AT&T (NYSE: T) and Verizon (NYSE: VZ) have decided they can take care of their own rural broadband customers on their own, and will not take advantage of phase one of the FCC's Connect America Funding (CAF) program.
Eligible service providers had until yesterday to decide whether or not to accept CAF funds to help them build out broadband services in hard-to-reach rural areas.
Although AT&T was offered $47.8 million from phase I of the FCC's program, the telco said in a letter sent to Telecompetitor that it is "optimistic" about expanding broadband services into its rural areas, "particularly as the technology continues to advance." It added that it would not take part in the FCC's program until it maps out what its own rural broadband strategy is.
Among some of the technologies AT&T is considering to expand broadband in rural areas is IP DSLAMs. Following its failed attempt to acquire T-Mobile, a move that would have given it more wireless spectrum to serve these harder to reach areas, AT&T CEO Randall Stephenson said during a JPMorgan Chase & Co. call with investors in June that the telco would leverage IP DSLAMS to offer a higher speed DSL service.
Verizon, which was offered $19.7 million, did not give a specific reason for turning down the FCC's CAF funding other than to say that the amount they were offered was "relatively small."
Thus far, three other service providers announced they would accept a piece of the funding they are eligible for. FairPoint (Nasdaq: FRP) accepted $2 million of the $4.8 million it was allotted to expand broadband service in Vermont, CenturyLink (NYSE: CTL) took $35 million of the $90 million the FCC offered and Windstream (Nasdaq: WIN) accepted only $653,000 of the $60.4 million amount it was offered.

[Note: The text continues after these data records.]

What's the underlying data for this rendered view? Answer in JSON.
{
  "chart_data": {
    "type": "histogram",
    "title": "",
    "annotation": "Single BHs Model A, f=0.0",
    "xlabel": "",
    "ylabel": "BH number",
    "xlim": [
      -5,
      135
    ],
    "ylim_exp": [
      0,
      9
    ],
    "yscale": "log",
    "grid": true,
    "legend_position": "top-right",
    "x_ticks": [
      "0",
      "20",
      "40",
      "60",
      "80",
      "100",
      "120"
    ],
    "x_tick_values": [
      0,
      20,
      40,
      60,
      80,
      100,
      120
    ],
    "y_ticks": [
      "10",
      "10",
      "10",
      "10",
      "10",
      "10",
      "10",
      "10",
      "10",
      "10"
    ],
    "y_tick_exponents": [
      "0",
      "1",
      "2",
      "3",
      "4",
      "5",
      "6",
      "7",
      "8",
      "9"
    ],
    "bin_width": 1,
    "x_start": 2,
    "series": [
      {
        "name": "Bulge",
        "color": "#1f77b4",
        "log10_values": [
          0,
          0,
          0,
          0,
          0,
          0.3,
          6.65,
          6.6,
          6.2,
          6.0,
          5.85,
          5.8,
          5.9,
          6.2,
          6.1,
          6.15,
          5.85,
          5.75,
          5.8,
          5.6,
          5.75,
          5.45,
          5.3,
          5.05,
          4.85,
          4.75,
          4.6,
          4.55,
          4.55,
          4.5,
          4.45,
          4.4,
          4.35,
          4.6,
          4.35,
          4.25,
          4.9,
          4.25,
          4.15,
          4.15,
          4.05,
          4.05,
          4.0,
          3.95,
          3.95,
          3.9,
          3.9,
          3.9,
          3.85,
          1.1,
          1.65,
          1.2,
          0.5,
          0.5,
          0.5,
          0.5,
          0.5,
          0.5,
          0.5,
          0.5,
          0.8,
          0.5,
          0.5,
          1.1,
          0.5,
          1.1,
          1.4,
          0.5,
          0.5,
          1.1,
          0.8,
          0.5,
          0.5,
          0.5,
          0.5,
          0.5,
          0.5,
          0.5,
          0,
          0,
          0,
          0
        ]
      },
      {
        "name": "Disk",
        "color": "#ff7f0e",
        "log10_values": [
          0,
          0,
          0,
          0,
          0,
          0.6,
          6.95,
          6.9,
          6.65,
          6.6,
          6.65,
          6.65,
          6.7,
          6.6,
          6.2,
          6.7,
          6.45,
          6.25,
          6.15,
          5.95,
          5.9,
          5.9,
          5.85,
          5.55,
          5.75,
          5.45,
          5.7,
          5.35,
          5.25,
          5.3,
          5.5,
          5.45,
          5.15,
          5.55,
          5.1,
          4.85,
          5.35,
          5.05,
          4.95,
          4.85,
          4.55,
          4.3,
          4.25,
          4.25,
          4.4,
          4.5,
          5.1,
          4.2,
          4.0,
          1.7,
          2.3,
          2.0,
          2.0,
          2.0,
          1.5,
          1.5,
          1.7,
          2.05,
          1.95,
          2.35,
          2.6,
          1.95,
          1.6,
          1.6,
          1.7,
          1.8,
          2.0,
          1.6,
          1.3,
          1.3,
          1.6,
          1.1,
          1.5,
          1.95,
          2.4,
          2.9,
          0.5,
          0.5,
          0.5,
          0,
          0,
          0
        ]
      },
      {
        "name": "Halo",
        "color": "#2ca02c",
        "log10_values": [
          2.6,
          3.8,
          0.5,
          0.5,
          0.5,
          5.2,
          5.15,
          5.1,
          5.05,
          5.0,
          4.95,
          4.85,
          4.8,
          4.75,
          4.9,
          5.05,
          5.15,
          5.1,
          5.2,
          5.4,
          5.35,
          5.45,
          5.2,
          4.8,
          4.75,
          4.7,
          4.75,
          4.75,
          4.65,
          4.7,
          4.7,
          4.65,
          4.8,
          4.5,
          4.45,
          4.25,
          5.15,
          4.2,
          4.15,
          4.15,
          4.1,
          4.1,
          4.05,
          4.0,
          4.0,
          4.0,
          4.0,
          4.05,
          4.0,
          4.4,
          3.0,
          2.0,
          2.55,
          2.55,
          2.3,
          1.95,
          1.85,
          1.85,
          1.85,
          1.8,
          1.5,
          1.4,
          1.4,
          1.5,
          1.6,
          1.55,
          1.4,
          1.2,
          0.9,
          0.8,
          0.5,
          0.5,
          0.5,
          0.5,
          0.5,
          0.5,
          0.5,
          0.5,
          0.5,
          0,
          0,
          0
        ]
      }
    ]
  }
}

Last week, Frontier (Nasdaq: FTR) said it would take the entire $72 million grant it was offered, while Alaska Communications Systems (ACS) accepted the almost $4.2 million amount that they were allotted.
While the FCC's program is promising, CenturyLink and Windstream feel that the CAF I rules are somewhat restrictive.
Both CenturyLink and Windstream have applied for waivers, which, if granted, would give more funding to deploy broadband to additional areas.
In CenturyLink's case, the service provider said if its waiver goes through it would be able to reach an additional 60,000 homes in hard to reach areas that require more capital to build out network facilities to deliver service.
"One of the difficulties is that the FCC decided they'd support $775 per household," said Steve Davis, CenturyLink executive vice president for public policy and government in an interview with FierceTelecom. "Given that restriction there's only so many households in America that still even with significant company payment towards the cost of investment there's only so many houses you can get to for a cost even in that ballpark."
Davis added that "the FCC excluded a lot of areas where I and probably most consumers would consider not to be served by a meaningful broadband service."
Windstream, however, only accepted $653,000 of the $60.4 million it was offered, citing the limitations of the CAF I rules.
In an e-mail to FierceTelecom, Windstream said that it "has aggressively invested its own capital in its broadband network over the past 10 years, there are very few areas in its territory that can be served for $775 or less in government support, as required by the CAF-1 rules."